Blog | Elisa Industriq

Polystar Real-Time Analytics Stops SMS Blaster Fraud

Written by Elisa Industriq | Jul 2, 2026 7:34:29 AM

By an experienced network and service assurance team.

Understanding the Challenge of SMS Blaster Detection

Most fraudulent text messages still arrive the boring way: cheap, high-volume SMS sent from overseas through unsuspecting routes. But a more sophisticated threat has been spreading across mobile networks: the SMS blaster.

An SMS blaster is, in effect, a mobile network in a car trunk. It carries its own RAN and core, mimics a legitimate operator, and forces nearby phones onto a fake cell long enough to push fraudulent texts — then hands them back to the real network and drives off. Because the spam never crosses the operator’s SMSCs, traditional content-filtering tools see nothing.

This is the story of how some of Polystar’s long-standing customers turned their core network telemetry into a national defense against this kind of attack.

The Problem: Invisible to Traditional Tools

In this market, the operator runs a complex shared infrastructure with many RAN & Core vendors operated by multiple companies. That fragmentation makes it hard to:

  • Collect consistent radio-side telemetry across all vendors and partners.

  • Build a single national view of mobility anomalies, handovers and failures.

  • Spot devices that broadcast fake cells for less than a minute at a time.

Other markets have tackled SMS blasters using RAN-vendor systems. In a multi-operator, multi-vendor environment, that approach would have meant blind spots and impractical integration.

The Approach: Turn Core-Side Data into Actionable Insights

  • Working with Polystar, they built detections on three signals already flowing through its Osix Monitoring and Kalix Analytics.

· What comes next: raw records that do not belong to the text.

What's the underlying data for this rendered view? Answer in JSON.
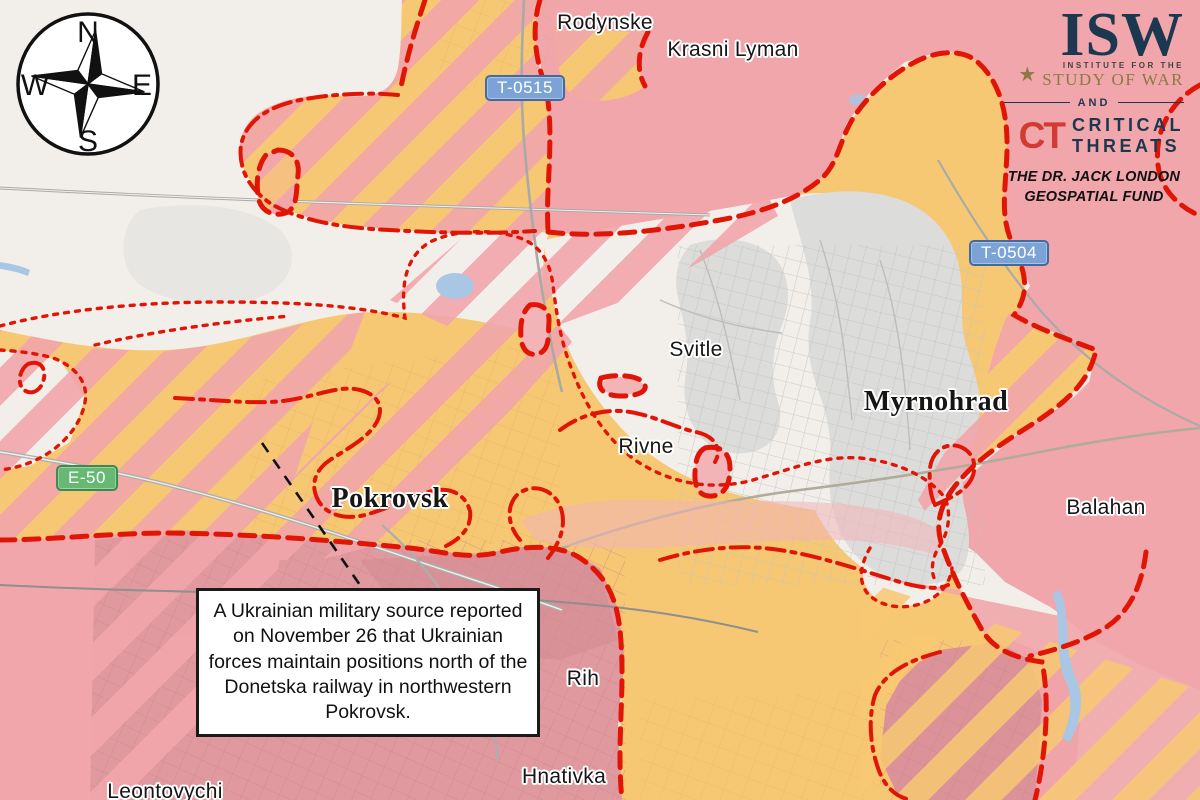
{
  "title": "Pokrovsk area assessed control of terrain map",
  "compass": {
    "n": "N",
    "e": "E",
    "s": "S",
    "w": "W"
  },
  "logo": {
    "isw": "ISW",
    "star": "★",
    "institute": "INSTITUTE FOR THE",
    "study_of_war": "STUDY OF WAR",
    "and": "AND",
    "ct": "CT",
    "critical": "CRITICAL",
    "threats": "THREATS",
    "fund_line1": "THE DR. JACK LONDON",
    "fund_line2": "GEOSPATIAL FUND"
  },
  "roads": [
    {
      "id": "t0515",
      "label": "T-0515",
      "type": "blue"
    },
    {
      "id": "t0504",
      "label": "T-0504",
      "type": "blue"
    },
    {
      "id": "e50",
      "label": "E-50",
      "type": "green"
    }
  ],
  "towns": [
    {
      "label": "Rodynske"
    },
    {
      "label": "Krasni Lyman"
    },
    {
      "label": "Svitle"
    },
    {
      "label": "Rivne"
    },
    {
      "label": "Balahan"
    },
    {
      "label": "Rih"
    },
    {
      "label": "Hnativka"
    },
    {
      "label": "Leontovychi"
    }
  ],
  "cities": [
    {
      "label": "Pokrovsk"
    },
    {
      "label": "Myrnohrad"
    }
  ],
  "annotation": {
    "text": "A Ukrainian military source reported on November 26 that Ukrainian forces maintain positions north of the Donetska railway in northwestern Pokrovsk."
  },
  "colors": {
    "paper": "#f2efeb",
    "russian_claimed_pink": "#f1a6ab",
    "assessed_advance_orange": "#f7c873",
    "urban_controlled_dark_pink": "#e09a9f",
    "urban_gray": "#dcdcda",
    "boundary_red": "#e11505",
    "water_blue": "#a9c7e4",
    "shield_blue": "#7ca3d6",
    "shield_green": "#66b873",
    "logo_navy": "#1c3750",
    "logo_gold": "#8c7845",
    "logo_red": "#d23b33"
  }
}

  • Spam reports forwarded by subscribers to the global short code, with no matching SMS in network logs — strong evidence the message came from outside the real network.

  • Tracking-area updates that referenced “previous systems” not present anywhere in the operator’s configuration — a sign the device had briefly camped on a fake cell.

  • Handover failures involving non-existent target cells, which cluster geographically wherever a blaster operates.

Because Polystar taps at the S1 interface, the operator captured rich metadata — source cell, target cell, tracking area, identifiers — across all RAN vendors and partners in a single, consistent view.  No vendor-specific portal could have done that.